SALT LAKE CITY -- A woman killed during a car crash along Interstate 215 Monday afternoon marks the second fatality since the start of what law enforcement calls the 100 deadliest days of summer.
The 100 deadliest days of summer started Memorial Day weekend and ends on Labor Day. Between then and now, Utah Highway Patrol says an average of 96 people will die in Utah.
It's been four days and already two Utahns have been killed.
UHP has been trying their best to reach their goal of zero fatalities by beefing up enforcement. Friday night, there was a statewide DUI Blitz and Fox 13 got to ride along.
"Specifically we're looking for the five indicators that cause deaths in Utah, from drivers -- speeding, distracted driving, drowsy, drunk driving and people who are not wearing their seatbelts," said Superintendent Danny Fuhr for UHP.
Their goal during Memorial Day weekend was to stop drunk drivers from hitting the roads.
Less than 15 minutes into the ride along, a man is arrested, suspected of DUI.
It doesn't take long for another driver to be pulled over. After being asked to walk a straight line and balance on one leg, he too is put in handcuffs and into the back of a police cruiser.
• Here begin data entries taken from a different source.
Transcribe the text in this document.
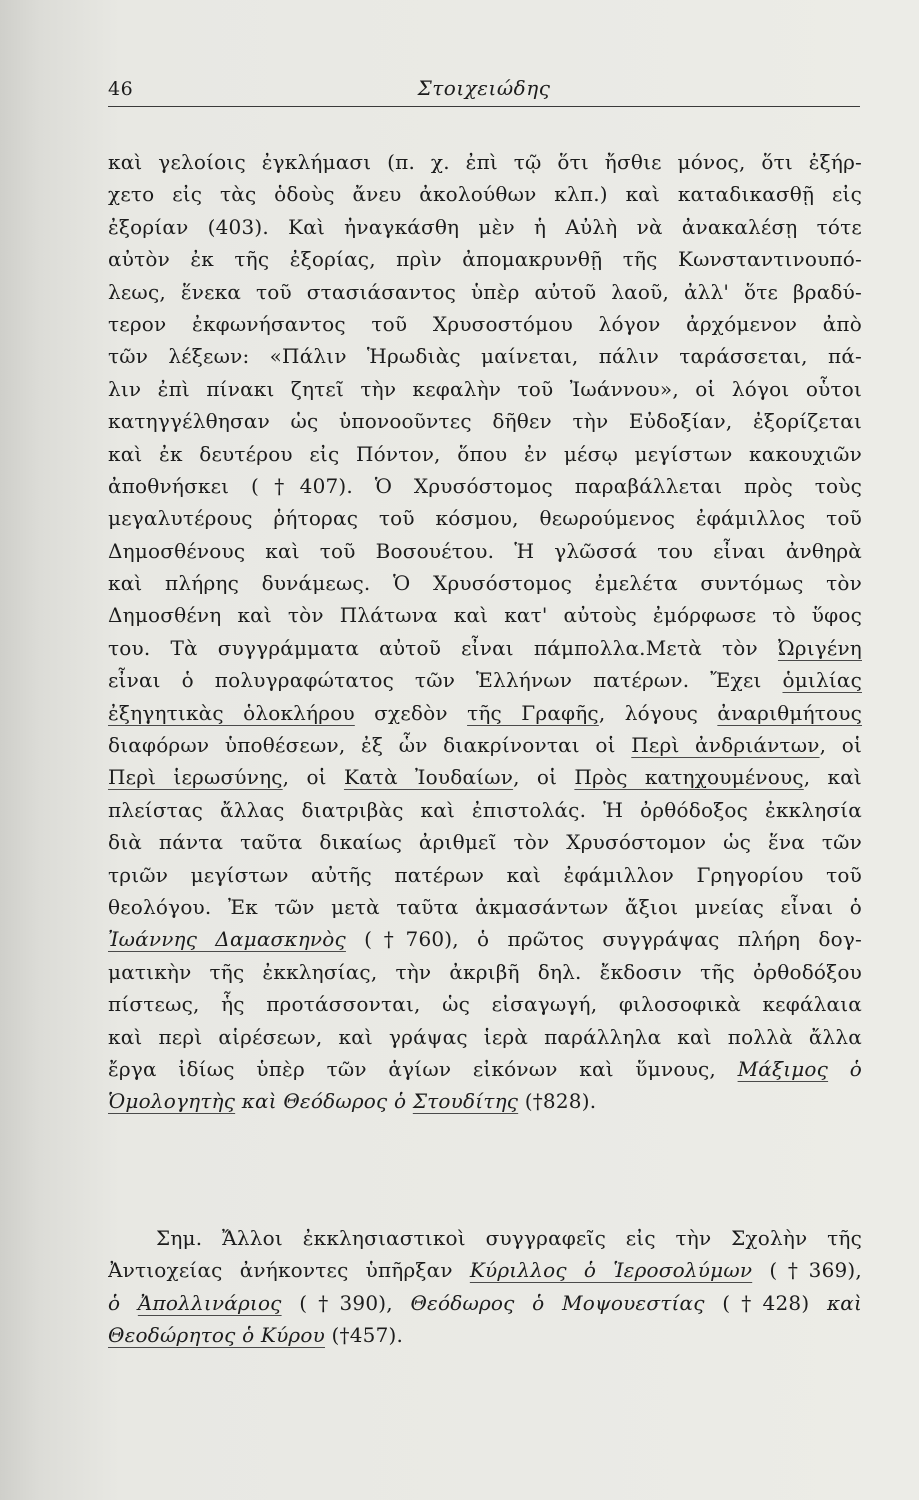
46	Στοιχειώδης
καὶ γελοίοις ἐγκλήμασι (π. χ. ἐπὶ τῷ ὅτι ἤσθιε μόνος, ὅτι ἐξήρ-
χετο εἰς τὰς ὁδοὺς ἄνευ ἀκολούθων κλπ.) καὶ καταδικασθῇ εἰς
ἐξορίαν (403). Καὶ ἠναγκάσθη μὲν ἡ Αὐλὴ νὰ ἀνακαλέσῃ τότε
αὐτὸν ἐκ τῆς ἐξορίας, πρὶν ἀπομακρυνθῇ τῆς Κωνσταντινουπό-
λεως, ἕνεκα τοῦ στασιάσαντος ὑπὲρ αὐτοῦ λαοῦ, ἀλλ' ὅτε βραδύ-
τερον ἐκφωνήσαντος τοῦ Χρυσοστόμου λόγον ἀρχόμενον ἀπὸ
τῶν λέξεων: «Πάλιν Ἡρωδιὰς μαίνεται, πάλιν ταράσσεται, πά-
λιν ἐπὶ πίνακι ζητεῖ τὴν κεφαλὴν τοῦ Ἰωάννου», οἱ λόγοι οὗτοι
κατηγγέλθησαν ὡς ὑπονοοῦντες δῆθεν τὴν Εὐδοξίαν, ἐξορίζεται
καὶ ἐκ δευτέρου εἰς Πόντον, ὅπου ἐν μέσῳ μεγίστων κακουχιῶν
ἀποθνήσκει (†407). Ὁ Χρυσόστομος παραβάλλεται πρὸς τοὺς
μεγαλυτέρους ῥήτορας τοῦ κόσμου, θεωρούμενος ἐφάμιλλος τοῦ
Δημοσθένους καὶ τοῦ Βοσουέτου. Ἡ γλῶσσά του εἶναι ἀνθηρὰ
καὶ πλήρης δυνάμεως. Ὁ Χρυσόστομος ἐμελέτα συντόμως τὸν
Δημοσθένη καὶ τὸν Πλάτωνα καὶ κατ' αὐτοὺς ἐμόρφωσε τὸ ὕφος
του. Τὰ συγγράμματα αὐτοῦ εἶναι πάμπολλα.Μετὰ τὸν Ὠριγένη
εἶναι ὁ πολυγραφώτατος τῶν Ἑλλήνων πατέρων. Ἔχει ὁμιλίας
ἐξηγητικὰς ὁλοκλήρου σχεδὸν τῆς Γραφῆς, λόγους ἀναριθμήτους
διαφόρων ὑποθέσεων, ἐξ ὧν διακρίνονται οἱ Περὶ ἀνδριάντων, οἱ
Περὶ ἱερωσύνης, οἱ Κατὰ Ἰουδαίων, οἱ Πρὸς κατηχουμένους, καὶ
πλείστας ἄλλας διατριβὰς καὶ ἐπιστολάς. Ἡ ὀρθόδοξος ἐκκλησία
διὰ πάντα ταῦτα δικαίως ἀριθμεῖ τὸν Χρυσόστομον ὡς ἕνα τῶν
τριῶν μεγίστων αὐτῆς πατέρων καὶ ἐφάμιλλον Γρηγορίου τοῦ
θεολόγου. Ἐκ τῶν μετὰ ταῦτα ἀκμασάντων ἄξιοι μνείας εἶναι ὁ
Ἰωάννης Δαμασκηνὸς (†760), ὁ πρῶτος συγγράψας πλήρη δογ-
ματικὴν τῆς ἐκκλησίας, τὴν ἀκριβῆ δηλ. ἔκδοσιν τῆς ὀρθοδόξου
πίστεως, ἧς προτάσσονται, ὡς εἰσαγωγή, φιλοσοφικὰ κεφάλαια
καὶ περὶ αἱρέσεων, καὶ γράψας ἱερὰ παράλληλα καὶ πολλὰ ἄλλα
ἔργα ἰδίως ὑπὲρ τῶν ἁγίων εἰκόνων καὶ ὕμνους, Μάξιμος ὁ
Ὁμολογητὴς καὶ Θεόδωρος ὁ Στουδίτης (†828).
Σημ. Ἄλλοι ἐκκλησιαστικοὶ συγγραφεῖς εἰς τὴν Σχολὴν τῆς
Ἀντιοχείας ἀνήκοντες ὑπῆρξαν Κύριλλος ὁ Ἱεροσολύμων (†369),
ὁ Ἀπολλινάριος (†390), Θεόδωρος ὁ Μοψουεστίας (†428) καὶ
Θεοδώρητος ὁ Κύρου (†457).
Newly released numbers show police arrested 56 Utahns for driving under the influence of drugs or alcohol and another 43 alcohol related arrests were made.
They pulled over nearly 7,000 drivers. More than 3,700 offenders were going way too fast, and 353 Utahns were warned or ticketed for not wearing seatbelts.
"With the extra days off during the holidays there's more drinking and driving and that causes fatalities," said Lt. Jeff Nigbur with UHP.
There were 250 extra state troopers on Utah's roadways this weekend but it still wasn't enough to reach their goal of zero fatalities.
"I'd like to say it was a successful one but unfortunately we had one fatality over the weekend," Nigbur said.
There was another Monday afternoon when a woman was killed during a rollover crash along I-215. Law enforcement says most deadly accidents can be prevented.
"Just pay attention to driving is the number one thing. drive safe, go the speed limit, pay attention, don't drink and drive, wear your seatbelt, half of those who actually died, died because they weren't wearing their seatbelts so if we can get people to wear their seatbelts, you can imagine the numbers would go down," Nigbur said.
UHP believes half of all deadly accidents could have been prevented if drivers had been wearing their seatbelts.